Friday, August 12, 2011

Tod Machover - Hyperstring Trilogy (2003)




UPD: "Hyperstrings" are instruments enhanced with technology, designed "to enable the performer's normal playing technique and interpretive skills to shape and control computer extensions to the instrument, thus combining the warmth and personality of human performance with the precision and clarity of digital technology."


Called "brilliantly gifted" by The New York Times and "America's most wired composer" by the Los Angeles Times, composer Tod Machover breaks traditional musical boundaries, combining richly layered textures with immediate impact, sophisticated orchestration with rock-like rhythms, and offering melodies that are subtly intricate but always memorable.

The 70-minute Hyperstring Trilogy has been recognized as one of Machover's most important works.

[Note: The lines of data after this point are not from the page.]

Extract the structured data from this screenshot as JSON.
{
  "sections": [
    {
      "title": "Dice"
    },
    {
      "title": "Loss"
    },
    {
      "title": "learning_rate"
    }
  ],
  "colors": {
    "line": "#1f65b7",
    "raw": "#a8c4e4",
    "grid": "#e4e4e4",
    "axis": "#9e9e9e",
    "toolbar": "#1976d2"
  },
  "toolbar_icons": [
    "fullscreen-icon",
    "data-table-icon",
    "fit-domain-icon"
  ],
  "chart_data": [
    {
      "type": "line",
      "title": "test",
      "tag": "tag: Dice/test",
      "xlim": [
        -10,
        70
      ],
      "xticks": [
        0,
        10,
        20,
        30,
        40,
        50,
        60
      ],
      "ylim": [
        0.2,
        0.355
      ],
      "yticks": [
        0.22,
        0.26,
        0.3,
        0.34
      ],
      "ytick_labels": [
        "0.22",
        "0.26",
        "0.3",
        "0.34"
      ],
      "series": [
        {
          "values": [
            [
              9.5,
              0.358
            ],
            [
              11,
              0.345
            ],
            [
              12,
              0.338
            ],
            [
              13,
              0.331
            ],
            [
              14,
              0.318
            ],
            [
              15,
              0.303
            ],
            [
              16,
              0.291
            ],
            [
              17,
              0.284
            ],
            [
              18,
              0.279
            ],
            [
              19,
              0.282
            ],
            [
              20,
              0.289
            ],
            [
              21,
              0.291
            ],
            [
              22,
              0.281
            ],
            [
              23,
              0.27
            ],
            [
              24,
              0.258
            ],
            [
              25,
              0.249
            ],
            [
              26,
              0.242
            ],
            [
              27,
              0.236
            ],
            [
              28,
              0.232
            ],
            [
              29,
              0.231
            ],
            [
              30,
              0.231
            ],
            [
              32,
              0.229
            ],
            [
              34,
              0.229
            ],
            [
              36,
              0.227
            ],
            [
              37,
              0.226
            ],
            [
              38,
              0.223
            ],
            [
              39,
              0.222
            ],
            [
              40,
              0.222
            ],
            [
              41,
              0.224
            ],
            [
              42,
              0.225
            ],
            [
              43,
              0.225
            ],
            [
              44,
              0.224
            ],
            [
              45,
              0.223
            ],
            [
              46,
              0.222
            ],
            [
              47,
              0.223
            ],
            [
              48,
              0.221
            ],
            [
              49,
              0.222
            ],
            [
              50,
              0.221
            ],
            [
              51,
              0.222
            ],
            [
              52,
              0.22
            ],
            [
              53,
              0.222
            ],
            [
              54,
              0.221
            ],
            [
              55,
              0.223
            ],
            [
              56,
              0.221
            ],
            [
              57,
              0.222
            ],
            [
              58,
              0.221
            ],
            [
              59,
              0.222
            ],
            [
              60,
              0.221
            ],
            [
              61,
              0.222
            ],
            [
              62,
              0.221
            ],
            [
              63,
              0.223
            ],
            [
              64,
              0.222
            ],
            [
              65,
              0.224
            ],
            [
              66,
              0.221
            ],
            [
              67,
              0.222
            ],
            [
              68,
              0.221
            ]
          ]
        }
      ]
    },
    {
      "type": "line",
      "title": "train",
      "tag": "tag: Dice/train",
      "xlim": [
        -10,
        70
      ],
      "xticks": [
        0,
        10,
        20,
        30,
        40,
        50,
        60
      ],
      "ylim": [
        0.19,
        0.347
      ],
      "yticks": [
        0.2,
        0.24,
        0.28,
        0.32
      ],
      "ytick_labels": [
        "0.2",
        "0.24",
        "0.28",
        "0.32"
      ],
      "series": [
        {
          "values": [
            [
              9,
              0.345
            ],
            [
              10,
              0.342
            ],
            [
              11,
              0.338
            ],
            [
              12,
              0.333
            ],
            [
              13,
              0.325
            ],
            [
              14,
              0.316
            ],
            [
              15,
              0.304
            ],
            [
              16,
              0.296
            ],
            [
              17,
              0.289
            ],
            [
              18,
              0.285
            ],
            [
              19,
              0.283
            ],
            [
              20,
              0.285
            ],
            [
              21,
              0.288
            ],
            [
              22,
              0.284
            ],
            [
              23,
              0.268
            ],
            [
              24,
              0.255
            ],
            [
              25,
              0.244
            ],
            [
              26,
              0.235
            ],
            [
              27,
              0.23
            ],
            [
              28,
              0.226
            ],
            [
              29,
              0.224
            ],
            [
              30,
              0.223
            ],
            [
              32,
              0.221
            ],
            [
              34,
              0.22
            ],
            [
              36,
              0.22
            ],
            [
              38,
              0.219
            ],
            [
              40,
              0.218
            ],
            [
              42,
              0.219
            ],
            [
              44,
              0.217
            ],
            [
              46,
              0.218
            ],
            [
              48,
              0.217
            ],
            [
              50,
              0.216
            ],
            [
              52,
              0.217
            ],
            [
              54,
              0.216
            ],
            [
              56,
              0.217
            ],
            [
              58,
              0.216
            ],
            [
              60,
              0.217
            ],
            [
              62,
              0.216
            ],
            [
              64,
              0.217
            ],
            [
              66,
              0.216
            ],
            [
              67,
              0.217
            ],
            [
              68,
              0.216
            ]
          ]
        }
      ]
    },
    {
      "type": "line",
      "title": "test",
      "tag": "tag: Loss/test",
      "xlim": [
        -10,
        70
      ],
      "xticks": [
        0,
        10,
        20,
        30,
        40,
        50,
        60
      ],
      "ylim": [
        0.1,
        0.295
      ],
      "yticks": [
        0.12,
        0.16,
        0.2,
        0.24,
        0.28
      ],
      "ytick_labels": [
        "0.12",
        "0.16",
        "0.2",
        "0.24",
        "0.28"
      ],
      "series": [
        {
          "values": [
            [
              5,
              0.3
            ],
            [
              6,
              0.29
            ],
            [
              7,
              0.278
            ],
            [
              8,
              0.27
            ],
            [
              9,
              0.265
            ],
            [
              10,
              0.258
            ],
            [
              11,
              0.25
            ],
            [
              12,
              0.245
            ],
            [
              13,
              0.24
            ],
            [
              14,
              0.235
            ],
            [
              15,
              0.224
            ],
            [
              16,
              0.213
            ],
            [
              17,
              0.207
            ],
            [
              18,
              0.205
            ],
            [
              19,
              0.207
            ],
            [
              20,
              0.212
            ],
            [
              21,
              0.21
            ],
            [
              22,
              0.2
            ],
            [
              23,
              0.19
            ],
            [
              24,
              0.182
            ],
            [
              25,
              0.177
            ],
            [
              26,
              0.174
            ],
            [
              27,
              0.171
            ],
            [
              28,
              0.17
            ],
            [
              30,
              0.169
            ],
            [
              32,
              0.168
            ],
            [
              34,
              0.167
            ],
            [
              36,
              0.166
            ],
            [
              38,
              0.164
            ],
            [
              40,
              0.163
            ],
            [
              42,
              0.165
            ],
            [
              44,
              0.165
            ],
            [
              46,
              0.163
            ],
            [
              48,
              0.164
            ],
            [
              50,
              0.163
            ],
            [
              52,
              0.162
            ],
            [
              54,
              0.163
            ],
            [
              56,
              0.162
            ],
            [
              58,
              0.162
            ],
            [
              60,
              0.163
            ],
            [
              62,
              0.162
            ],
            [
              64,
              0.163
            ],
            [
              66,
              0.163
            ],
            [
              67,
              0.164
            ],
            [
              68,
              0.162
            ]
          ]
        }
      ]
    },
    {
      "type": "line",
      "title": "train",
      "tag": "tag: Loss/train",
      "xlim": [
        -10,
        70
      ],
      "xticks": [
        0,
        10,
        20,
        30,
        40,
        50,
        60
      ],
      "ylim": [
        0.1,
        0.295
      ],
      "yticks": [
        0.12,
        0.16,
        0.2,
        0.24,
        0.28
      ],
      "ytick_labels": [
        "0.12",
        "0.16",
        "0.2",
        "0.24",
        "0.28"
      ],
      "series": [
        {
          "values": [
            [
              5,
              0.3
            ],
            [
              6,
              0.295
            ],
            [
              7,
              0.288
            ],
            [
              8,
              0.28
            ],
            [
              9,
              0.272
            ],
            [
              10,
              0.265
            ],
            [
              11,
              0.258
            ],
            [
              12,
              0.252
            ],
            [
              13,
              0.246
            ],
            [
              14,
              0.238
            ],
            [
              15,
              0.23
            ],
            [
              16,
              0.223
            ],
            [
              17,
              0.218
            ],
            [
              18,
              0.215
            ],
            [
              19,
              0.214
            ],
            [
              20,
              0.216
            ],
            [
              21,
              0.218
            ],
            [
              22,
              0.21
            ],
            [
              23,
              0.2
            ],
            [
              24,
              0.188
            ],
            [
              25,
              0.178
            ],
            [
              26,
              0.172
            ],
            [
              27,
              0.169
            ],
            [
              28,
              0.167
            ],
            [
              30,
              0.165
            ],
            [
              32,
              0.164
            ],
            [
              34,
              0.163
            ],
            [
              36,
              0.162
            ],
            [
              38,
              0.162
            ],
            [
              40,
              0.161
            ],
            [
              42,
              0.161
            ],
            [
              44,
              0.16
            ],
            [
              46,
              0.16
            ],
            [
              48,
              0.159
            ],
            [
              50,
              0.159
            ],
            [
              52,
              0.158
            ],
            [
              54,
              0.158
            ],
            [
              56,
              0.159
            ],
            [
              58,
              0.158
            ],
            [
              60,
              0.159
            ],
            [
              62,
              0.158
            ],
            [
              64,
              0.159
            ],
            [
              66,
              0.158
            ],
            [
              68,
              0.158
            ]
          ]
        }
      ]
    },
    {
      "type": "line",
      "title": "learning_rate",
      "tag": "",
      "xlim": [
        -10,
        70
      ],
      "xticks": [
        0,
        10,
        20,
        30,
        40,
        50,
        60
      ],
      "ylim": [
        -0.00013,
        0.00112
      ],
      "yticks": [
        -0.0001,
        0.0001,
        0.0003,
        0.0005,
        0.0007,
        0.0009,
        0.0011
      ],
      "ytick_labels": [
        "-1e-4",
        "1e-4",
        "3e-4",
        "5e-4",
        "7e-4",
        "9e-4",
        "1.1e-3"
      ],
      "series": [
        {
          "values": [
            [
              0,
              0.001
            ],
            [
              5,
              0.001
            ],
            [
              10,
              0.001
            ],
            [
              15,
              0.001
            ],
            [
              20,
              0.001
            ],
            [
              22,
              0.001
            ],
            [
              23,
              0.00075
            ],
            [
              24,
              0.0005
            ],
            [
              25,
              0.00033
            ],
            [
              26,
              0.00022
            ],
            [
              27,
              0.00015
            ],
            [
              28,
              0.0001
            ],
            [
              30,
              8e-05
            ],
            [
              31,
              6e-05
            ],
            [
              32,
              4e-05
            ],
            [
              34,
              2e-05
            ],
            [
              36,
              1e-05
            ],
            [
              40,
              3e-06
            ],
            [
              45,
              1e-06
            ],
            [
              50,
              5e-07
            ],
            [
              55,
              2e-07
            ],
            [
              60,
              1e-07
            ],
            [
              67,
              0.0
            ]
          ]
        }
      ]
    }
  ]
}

The three pieces which make up the trilogy, Begin Again Again... for Hypercello Solo (1991), Song of Penance for Hyperviola, Computer Voice, and 17 Instruments (1992) and Forever and Ever for Hyperviolin and Chamber Orchestra (1993) are loosely based on the dramatic and psychological sweep of Dante's Divine Comedy, they explore loss and gain, pain and recovery, despair and hope and, in passing, what is lost and gained by technology.

Writing about Hyperstring Trilogy, Pulitzer Prize winning music critic Lloyd Schwartz says: "What is most exciting about Machover's pieces is how beautiful and moving they are, what lyrical and exotic melismas keep surfacing (and how scintillatingly they contrast with the shattering electronic textures), how dramatically they build, how they haven't a dull moment, and what magnificent opportunities for performers they provide."